Despite the amendment made to the Domestic Debt Exchange program that includes the exemption of pension funds, some workers remain doubtful and fear they might not be able to retrieve their monies when the time is due.
It is on the back of such scepticism that the Board of Trustees of the Health Sector Occupational Pension Scheme (HSOPS) and the Ghana Registered Nurses and Midwives Association (GRNMA) have assured all government health sector workers of the safety of their contributions to the scheme.
To allay the fears of workers on the recent debt exchange program, the Ghana Registered Nurses and Midwives Association (GRNMA), says a Memorandum of Understanding has been signed with the government to exempt all pension funds from the debt exchange program.
The national President of GRNMA, Perpetual Ofori-Ampofo explained that the MoU includes all pension funds including tier 2 among others.
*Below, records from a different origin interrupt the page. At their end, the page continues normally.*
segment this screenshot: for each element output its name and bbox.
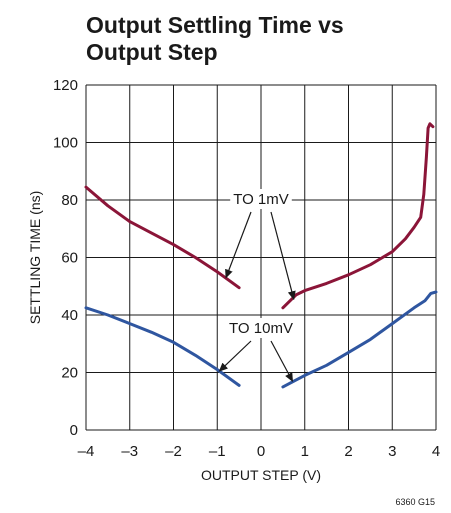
series-1-segment-0 <box>84 306 241 387</box>
y-tick-label: 60 <box>61 250 78 267</box>
x-tick-label: –2 <box>165 443 182 460</box>
y-tick-label: 100 <box>53 135 78 152</box>
y-tick-label: 80 <box>61 192 78 209</box>
x-tick-label: 4 <box>432 443 440 460</box>
figure-id: 6360 G15 <box>395 497 435 507</box>
x-tick-label: 1 <box>301 443 309 460</box>
annotation-label-0: TO 1mV <box>233 191 289 208</box>
series-0-segment-1 <box>281 122 435 310</box>
x-tick-label: –3 <box>121 443 138 460</box>
annotation-arrow <box>270 211 296 301</box>
x-tick-label: –4 <box>78 443 95 460</box>
x-axis-label: OUTPUT STEP (V) <box>201 467 321 483</box>
y-tick-label: 40 <box>61 307 78 324</box>
y-axis-label: SETTLING TIME (ns) <box>27 191 43 325</box>
series-1-segment-1 <box>281 290 438 389</box>
annotation-background <box>226 318 296 338</box>
y-tick-label: 0 <box>70 422 78 439</box>
x-tick-label: 3 <box>388 443 396 460</box>
annotation-label-1: TO 10mV <box>229 320 293 337</box>
series-0-segment-0 <box>84 185 241 290</box>
x-tick-label: 0 <box>257 443 265 460</box>
chart-title-line-2: Output Step <box>86 39 218 65</box>
chart-title-line-1: Output Settling Time vs <box>86 12 344 38</box>
annotation-arrow <box>270 340 294 383</box>
y-tick-label: 20 <box>61 365 78 382</box>
annotation-background <box>230 189 292 209</box>
annotation-arrow <box>218 340 252 372</box>
annotations: TO 1mV TO 10mV <box>218 189 296 383</box>
x-tick-label: –1 <box>209 443 226 460</box>
series-lines <box>84 122 438 389</box>
x-tick-label: 2 <box>344 443 352 460</box>
y-tick-label: 120 <box>53 77 78 94</box>
annotation-arrow <box>225 211 252 279</box>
She thus assured all members of the safety of their funds.
“So as a member and secretary of the health sector occupational pension scheme, and also as the president of Ghana registered nurses and midwives association and also a member of organized labour, as far as we are concerned, we have been able to sign an MOU with the government. And that MOU stated clearly that, all pension funds will be exempted from this program. In our understanding, all pension funds mean, tier 2.”
“Providence funds and even individual bonds that we have should also be covered. Because most of these are also pension funds retirees have put their monies in. It doesn’t have to be big money but some small money that they have. Whether ten thousand, fifteen thousand or five thousand, they’ve been able to put it in some of these bonds and also pension funds. So they should be left alone so that individuals are not affected and pension funds, in general, are not affected,” stated the National President of GRNMA, Perpetual Ofori-Ampofo.”
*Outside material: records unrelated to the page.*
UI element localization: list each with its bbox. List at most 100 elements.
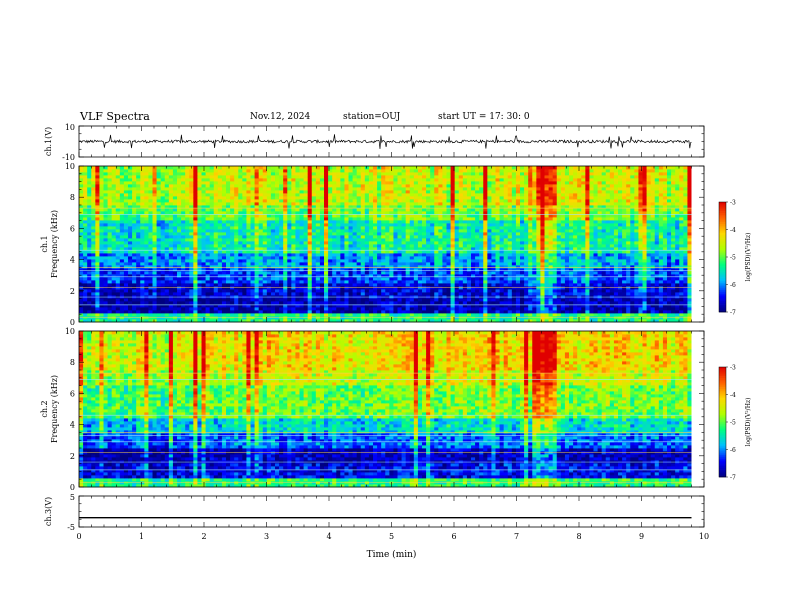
spectrogram-cell [422, 319, 427, 323]
spectrogram-cell [442, 229, 447, 233]
spectrogram-cell [601, 238, 607, 242]
spectrogram-cell [311, 316, 317, 320]
spectrogram-cell [291, 292, 296, 296]
spectrogram-cell [499, 259, 505, 263]
spectrogram-cell [585, 229, 590, 233]
spectrogram-cell [479, 259, 484, 263]
spectrogram-cell [209, 232, 215, 236]
spectrogram-cell [397, 253, 402, 257]
spectrogram-cell [658, 307, 664, 311]
spectrogram-cell [430, 226, 435, 230]
spectrogram-cell [119, 277, 125, 281]
spectrogram-cell [601, 250, 607, 254]
spectrogram-cell [544, 262, 549, 266]
spectrogram-cell [193, 283, 198, 287]
spectrogram-cell [658, 226, 664, 230]
spectrogram-cell [405, 244, 411, 248]
spectrogram-cell [434, 268, 439, 272]
spectrogram-cell [389, 256, 394, 260]
spectrogram-cell [524, 310, 529, 314]
spectrogram-cell [368, 316, 374, 320]
spectrogram-cell [136, 244, 141, 248]
spectrogram-cell [483, 283, 488, 287]
spectrogram-cell [364, 304, 370, 308]
spectrogram-cell [307, 316, 313, 320]
spectrogram-cell [397, 235, 402, 239]
spectrogram-cell [148, 283, 153, 287]
spectrogram-cell [638, 262, 643, 266]
spectrogram-cell [181, 244, 186, 248]
spectrogram-cell [381, 283, 386, 287]
spectrogram-cell [352, 241, 358, 245]
spectrogram-cell [168, 307, 174, 311]
spectrogram-cell [172, 301, 178, 305]
spectrogram-cell [83, 250, 88, 254]
spectrogram-cell [466, 283, 472, 287]
spectrogram-cell [328, 253, 333, 257]
spectrogram-cell [319, 298, 325, 302]
spectrogram-cell [177, 223, 182, 227]
spectrogram-cell [471, 247, 476, 251]
spectrogram-cell [201, 250, 206, 254]
spectrogram-cell [160, 247, 166, 251]
spectrogram-cell [483, 244, 488, 248]
spectrogram-cell [499, 301, 505, 305]
spectrogram-cell [462, 229, 468, 233]
spectrogram-cell [83, 319, 88, 323]
spectrogram-cell [458, 244, 464, 248]
spectrogram-cell [91, 223, 96, 227]
spectrogram-cell [601, 277, 607, 281]
spectrogram-cell [454, 253, 460, 257]
spectrogram-cell [324, 253, 329, 257]
spectrogram-cell [332, 229, 337, 233]
spectrogram-cell [217, 238, 223, 242]
spectrogram-cell [242, 232, 247, 236]
spectrogram-cell [246, 319, 251, 323]
spectrogram-cell [197, 250, 202, 254]
spectrogram-cell [360, 256, 366, 260]
spectrogram-cell [332, 292, 337, 296]
spectrogram-cell [270, 271, 276, 275]
spectrogram-cell [589, 280, 594, 284]
spectrogram-cell [532, 316, 537, 320]
spectrogram-cell [520, 241, 525, 245]
spectrogram-cell [646, 307, 652, 311]
spectrogram-cell [107, 265, 113, 269]
spectrogram-cell [99, 298, 104, 302]
spectrogram-cell [511, 256, 517, 260]
spectrogram-cell [507, 265, 513, 269]
spectrogram-cell [536, 253, 541, 257]
spectrogram-cell [671, 247, 676, 251]
spectrogram-cell [348, 268, 353, 272]
spectrogram-cell [548, 256, 554, 260]
spectrogram-cell [667, 244, 672, 248]
spectrogram-cell [266, 223, 272, 227]
spectrogram-cell [185, 289, 190, 293]
spectrogram-cell [201, 238, 206, 242]
spectrogram-cell [618, 244, 623, 248]
spectrogram-cell [605, 301, 611, 305]
spectrogram-cell [593, 277, 598, 281]
spectrogram-cell [140, 280, 145, 284]
spectrogram-cell [585, 259, 590, 263]
spectrogram-cell [675, 238, 680, 242]
spectrogram-cell [283, 223, 288, 227]
spectrogram-cell [144, 223, 149, 227]
spectrogram-cell [560, 247, 566, 251]
spectrogram-cell [299, 238, 304, 242]
spectrogram-cell [524, 235, 529, 239]
spectrogram-cell [638, 259, 643, 263]
spectrogram-cell [152, 259, 157, 263]
spectrogram-cell [332, 283, 337, 287]
spectrogram-cell [487, 301, 492, 305]
spectrogram-cell [336, 223, 341, 227]
spectrogram-cell [487, 250, 492, 254]
spectrogram-cell [144, 253, 149, 257]
spectrogram-cell [417, 274, 423, 278]
spectrogram-cell [250, 259, 255, 263]
spectrogram-cell [687, 256, 692, 260]
spectrogram-cell [671, 313, 676, 317]
spectrogram-cell [589, 247, 594, 251]
spectrogram-cell [597, 271, 603, 275]
spectrogram-cell [262, 226, 268, 230]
The Ghana Registered Nurses and Midwives Association is however urging the government to suspend the debt exchange program considering the dire effect it will have on individual investments.
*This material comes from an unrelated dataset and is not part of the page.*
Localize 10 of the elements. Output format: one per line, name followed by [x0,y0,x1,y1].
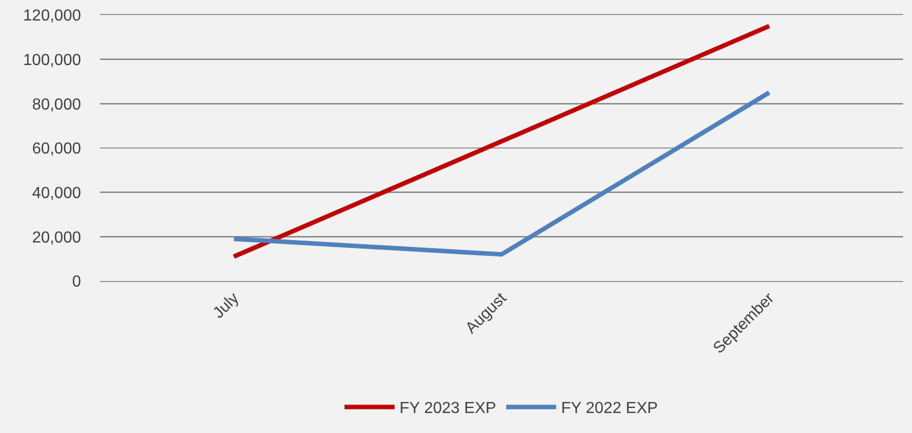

“We have seen, the haircut to these investments will have dire consequences on the schemes on the individuals and retirees. And it’s important that we suspend this program and see to it that we look at other innovative ways of actually sustaining the debt of the country and such that government will be able to progress in its management of the economy. And as individuals within the state, we should also be comfortable, but the fear around this program, I think we have all seen it. The panic in the system and all of that. And we think that this moment it will be good that the government suspends it so we look at other alternative means of addressing the debt of the country,” Perpetual Ofori-Ampofo added.
She made these statements at the commissioning of the Health Sector Occupational Pension Scheme Kumasi office.
The Chairman of the Board of Trustees, Dr. Derek Amoateng thus noted that he believes persons who are retiring in the health sector will retire with a smile as their investments are making significant returns.
“The good thing is that these funds have been growing. Especially since 2016 when funds were released to us. The fund has been growing significantly. And year by year we are making significant returns.”
”And so, I’m confident that at the rate we are growing, a lot of people who will retire in the health sector will retire with a smile, and by that, we are making sure that fund placement is done rightly and ensuring that we diversify extensively so that when there are shocks like this, it doesn’t significantly affect the growth of the scheme. And that is exactly what we are doing together with all our service providers,” Dr. Derek Amoateng assured.